Geometagenomics illuminates the impact of agriculture on the distribution and prevalence of plant viruses at the ecosystem scale

• Published in: The ISME Journal Vol. 12; no. 1; pp. 173 - 184
• Main Authors: Bernardo, Pauline, Charles-Dominique, Tristan, Barakat, Mohamed, Ortet, Philippe, Fernandez, Emmanuel, Filloux, Denis, Hartnady, Penelope, Rebelo, Tony A, Cousins, Stephen R, Mesleard, François, Cohez, Damien, Yavercovski, Nicole, Varsani, Arvind, Harkins, Gordon W, Peterschmitt, Michel, Malmstrom, Carolyn M, Martin, Darren P, Roumagnac, Philippe
• Format: Journal Article
• Language: English
• Published: London Nature Publishing Group UK 01.01.2018; Oxford University Press; Nature Publishing Group
• Subjects: 631/326/596/2142; 704/158/855; Agricultural land; Agriculture; Biodiversity; Biodiversity hot spots; Biomedical and Life Sciences; Contact potentials; Ecological effects; Ecology; Ecosystems; Environmental Sciences; Evolutionary Biology; Human influences; Information systems; Interfaces; Land use; Life Sciences; Luminance distribution; Microbial Ecology; Microbial Genetics and Genomics; Microbiology; Original; original-article; Plant diseases; Plant viruses; Plants (botany); Population genetics; Rivers; Viruses
• ISSN: 1751-7362; 1751-7370; 1751-7370
• DOI: 10.1038/ismej.2017.155

Disease emergence events regularly result from human activities such as agriculture, which frequently brings large populations of genetically uniform hosts into contact with potential pathogens. Although viruses cause nearly 50% of emerging plant diseases, there is little systematic information about virus distribution across agro-ecological interfaces and large gaps in understanding of virus diversity in nature.
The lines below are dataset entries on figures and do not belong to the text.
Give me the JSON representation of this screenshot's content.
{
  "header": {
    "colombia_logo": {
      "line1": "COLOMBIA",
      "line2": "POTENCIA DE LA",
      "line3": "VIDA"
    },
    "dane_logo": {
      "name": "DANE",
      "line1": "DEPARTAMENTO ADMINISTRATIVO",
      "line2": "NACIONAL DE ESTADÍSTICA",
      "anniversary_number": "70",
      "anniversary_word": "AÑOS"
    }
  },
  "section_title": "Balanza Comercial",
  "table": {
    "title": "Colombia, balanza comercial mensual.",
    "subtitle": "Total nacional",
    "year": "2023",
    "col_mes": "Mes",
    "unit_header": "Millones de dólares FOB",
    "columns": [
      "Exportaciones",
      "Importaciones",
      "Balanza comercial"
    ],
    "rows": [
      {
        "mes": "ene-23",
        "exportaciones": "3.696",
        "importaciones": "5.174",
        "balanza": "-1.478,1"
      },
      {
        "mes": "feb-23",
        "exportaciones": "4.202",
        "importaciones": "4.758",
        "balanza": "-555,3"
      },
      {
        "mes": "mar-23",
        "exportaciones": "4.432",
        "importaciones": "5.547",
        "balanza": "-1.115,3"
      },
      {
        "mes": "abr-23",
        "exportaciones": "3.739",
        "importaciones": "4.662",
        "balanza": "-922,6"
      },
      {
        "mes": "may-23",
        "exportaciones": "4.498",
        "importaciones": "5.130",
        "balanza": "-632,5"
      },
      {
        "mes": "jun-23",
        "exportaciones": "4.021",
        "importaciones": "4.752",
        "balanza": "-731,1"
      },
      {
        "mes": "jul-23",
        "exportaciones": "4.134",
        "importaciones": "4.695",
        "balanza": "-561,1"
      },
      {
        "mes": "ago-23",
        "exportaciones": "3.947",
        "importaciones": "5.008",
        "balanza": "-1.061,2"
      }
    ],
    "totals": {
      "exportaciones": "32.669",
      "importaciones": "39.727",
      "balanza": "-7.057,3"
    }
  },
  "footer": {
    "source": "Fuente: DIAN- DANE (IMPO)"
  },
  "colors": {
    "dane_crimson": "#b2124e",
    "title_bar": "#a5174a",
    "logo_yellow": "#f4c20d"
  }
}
Here we applied a novel landscape-scale geometagenomics approach to examine relationships between agricultural land use and distributions of plant-associated viruses in two Mediterranean-climate biodiversity hotspots (Western Cape region of South Africa and Rhône river delta region of France). In total, we analysed 1725 geo-referenced plant samples collected over two years from 4.5 × 4.5 km 2 grids spanning farmlands and adjacent uncultivated vegetation. We found substantial virus prevalence (25.8–35.7%) in all ecosystems, but prevalence and identified family-level virus diversity were greatest in cultivated areas, with some virus families displaying strong agricultural associations. Our survey revealed 94 previously unknown virus species, primarily from uncultivated plants. This is the first effort to systematically evaluate plant-associated viromes across broad agro-ecological interfaces. Our findings indicate that agriculture substantially influences plant virus distributions and highlight the extent of current ignorance about the diversity and roles of viruses in nature.